Statistics Using Stata: An Integrative Approach

8
Nov
2016

Sharon Lawner Weinberg

With many decades of combined teaching experience to both undergraduate students at a liberal arts university and to graduate students at a large research university from a variety of disciplines including education, psychology, health, and policy analysis, we have direct knowledge of how varied the mathematical backgrounds are of students who enroll in an introductory course in statistics. It is clear to us that for students to become engaged in learning statistics, an introductory book on the subject needs to be informal in its presentation, yet at the same time accessible and rigorous, so that students are given a solid foundation upon which to build a more advanced expertise in statistics if they so desire. It also needs to be constructed in a way that reflects statistical practice, with ample worked out examples embedded in each chapter along with output from the statistical software package used for generating the answers.

To be true to statistical practice, we knew the book had to convey the important idea that more than one method of analysis typically is needed to address a research question, and that a characterization of results, in both tabular and graphical formats, is critical to any data analytic plan. In order to leave students with the notion that statistics is an integrated and cohesive set of tools used together to uncover the story contained in the numbers, we knew we had to highlight the interrelatedness of methods wherever possible and to use a series of real data sets to motivate discussions of how one selects the appropriate methods of analysis in any one situation.

We knew that to be easily accessed, the data sets that would be used throughout the text would need to be on the textbook’s website. Two of the real data sets that are used repeatedly in both worked-out examples and end-of-chapter exercises are large.

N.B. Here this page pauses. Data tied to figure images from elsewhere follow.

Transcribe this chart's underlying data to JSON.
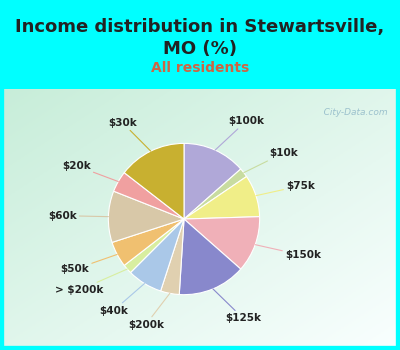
{
  "title": "Income distribution in Stewartsville,\nMO (%)",
  "subtitle": "All residents",
  "title_color": "#222222",
  "subtitle_color": "#cc6644",
  "bg_top": "#00FFFF",
  "bg_chart_left": "#c8e8d8",
  "bg_chart_right": "#e8f8f0",
  "slices": [
    {
      "label": "$100k",
      "value": 13.5,
      "color": "#b0a8d8"
    },
    {
      "label": "$10k",
      "value": 2.0,
      "color": "#c8dca0"
    },
    {
      "label": "$75k",
      "value": 9.0,
      "color": "#f0ee88"
    },
    {
      "label": "$150k",
      "value": 12.0,
      "color": "#f0b0b8"
    },
    {
      "label": "$125k",
      "value": 14.5,
      "color": "#8888cc"
    },
    {
      "label": "$200k",
      "value": 4.0,
      "color": "#e0d0b0"
    },
    {
      "label": "$40k",
      "value": 7.5,
      "color": "#aac8e8"
    },
    {
      "label": "> $200k",
      "value": 2.0,
      "color": "#d8eea0"
    },
    {
      "label": "$50k",
      "value": 5.5,
      "color": "#f0c070"
    },
    {
      "label": "$60k",
      "value": 11.0,
      "color": "#d8c8a8"
    },
    {
      "label": "$20k",
      "value": 4.5,
      "color": "#f0a0a0"
    },
    {
      "label": "$30k",
      "value": 14.5,
      "color": "#c8b030"
    }
  ],
  "watermark": "   City-Data.com",
  "title_fontsize": 13,
  "subtitle_fontsize": 10,
  "label_fontsize": 7.5,
  "label_color": "#222222"
}
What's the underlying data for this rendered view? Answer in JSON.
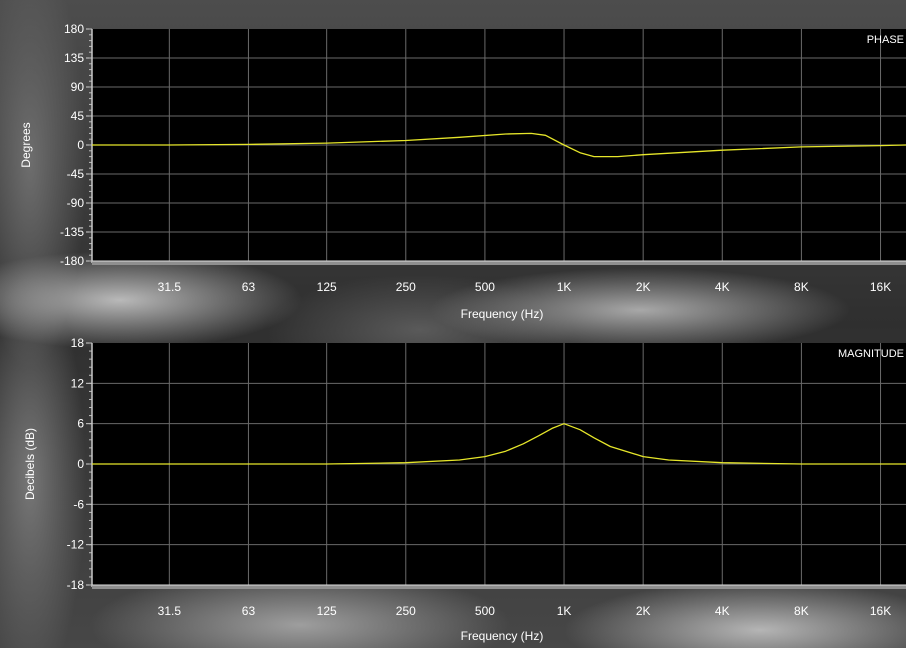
{
  "chart_data": [
    {
      "type": "line",
      "corner_label": "PHASE",
      "xlabel": "Frequency (Hz)",
      "ylabel": "Degrees",
      "xscale": "log",
      "xlim": [
        16,
        20000
      ],
      "ylim": [
        -180,
        180
      ],
      "x_ticks": [
        "31.5",
        "63",
        "125",
        "250",
        "500",
        "1K",
        "2K",
        "4K",
        "8K",
        "16K"
      ],
      "y_ticks": [
        "180",
        "135",
        "90",
        "45",
        "0",
        "-45",
        "-90",
        "-135",
        "-180"
      ],
      "grid": true,
      "line_color": "#e6e62a",
      "series": [
        {
          "x": [
            16,
            31.5,
            63,
            125,
            250,
            400,
            600,
            750,
            850,
            1000,
            1150,
            1300,
            1600,
            2000,
            4000,
            8000,
            16000,
            20000
          ],
          "y": [
            0,
            0,
            1,
            3,
            7,
            12,
            17,
            18,
            15,
            0,
            -12,
            -18,
            -18,
            -15,
            -8,
            -3,
            -1,
            0
          ]
        }
      ]
    },
    {
      "type": "line",
      "corner_label": "MAGNITUDE",
      "xlabel": "Frequency (Hz)",
      "ylabel": "Decibels (dB)",
      "xscale": "log",
      "xlim": [
        16,
        20000
      ],
      "ylim": [
        -18,
        18
      ],
      "x_ticks": [
        "31.5",
        "63",
        "125",
        "250",
        "500",
        "1K",
        "2K",
        "4K",
        "8K",
        "16K"
      ],
      "y_ticks": [
        "18",
        "12",
        "6",
        "0",
        "-6",
        "-12",
        "-18"
      ],
      "grid": true,
      "line_color": "#e6e62a",
      "series": [
        {
          "x": [
            16,
            125,
            250,
            400,
            500,
            600,
            700,
            800,
            900,
            1000,
            1150,
            1300,
            1500,
            2000,
            2500,
            4000,
            8000,
            20000
          ],
          "y": [
            0,
            0,
            0.2,
            0.6,
            1.1,
            1.9,
            3.0,
            4.2,
            5.3,
            6.0,
            5.1,
            3.9,
            2.6,
            1.1,
            0.6,
            0.2,
            0,
            0
          ]
        }
      ]
    }
  ]
}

One data set contains 48 variables and 500 cases from the education discipline; the other contains 49 variables and nearly 4,500 cases from the health discipline. By posing interesting questions about variables in these large, real data sets (e.g., Is there a gender difference in eighth graders’ expected incomes at age 30?), we knew we would be able to employ a more meaningful and contextual approach to the introduction of statistical methods and to engage students more actively in the learning process. We also believed that the repeated use of these data sets would help to create a more cohesive presentation of statistics; one that links different methods of analysis to each other and avoids the perception that statistics is an often-confusing array of so many separate and distinct methods of analysis, with no bearing or relationship to one another.

Statistics Using Stata combines the teaching of statistical concepts with the acquisition of the popular Stata software package. It closely aligns Stata commands with numerous examples based on the real data sets, enabling students to develop a deep understanding of statistics in a way that reflects statistical practice. Capitalizing on the fact that Stata has both a menu-driven “point and click” and a program syntax interface, the text guides students effectively from the comfortable “point and click” environment to the beginnings of statistical programming. As such, it provides an easy transition to programming in other languages, such as R. To further enhance learning, online resources are provided on the text’s website, including complete solutions to exercises, PowerPoint slides, and Stata syntax (Do-files) for each chapter. These Do-files provide the Stata code used by the authors to generate all figures and worked-out examples for each chapter. They provide an opportunity for students to review and adapt the code on their own to solve new problems, reinforcing their programming skills.

In addition to data transformations, diagnostic tools for the analysis of model fit, the logic of null hypothesis testing, assessing the magnitude of effects, interaction and its interpretation in two-way analysis of variance and multiple regression, and non-parametric statistics, we knew that to give instructors flexibility in curriculum planning and provide students with more advanced material to prepare them for future work, the book needed to provide an even more comprehensive coverage of essential topics not covered by other introductory statistics textbooks. These additional topics include robust methods of estimation based on resampling using the bootstrap, regression to the mean, the weighted mean, Simpson’s Paradox, counterfactuals and other topics in research design, and data workflow management using the Stata Do-file.

The book, consisting of 17 chapters, is intended for use in a one- or two-semester introductory applied statistics course for the behavioral, social, or health sciences at either the graduate or undergraduate level. It also can be used as a reference text. It emphasizes a conceptual understanding through an exploration of both the mathematical principles underlying statistical methods and real world applications, and is not intended for readers who wish to acquire a more theoretical understanding of mathematical statistics. To offer another perspective, the book may be described as one that begins with modern approaches to Exploratory Data Analysis (EDA) and descriptive statistics, and then covers material similar to what is found in an introductory mathematical statistics text, such as for undergraduates in math and the physical sciences, but stripped of calculus and linear algebra. Instead, it is grounded in data examples. Thus, theoretical probability distributions, The Law of Large Numbers, sampling distributions and The Central Limit Theorem are all covered, but in the context of solving practical and interesting problems.

We believe that Statistics Using Stata captures what we set out to do and hope that its readers believe the same!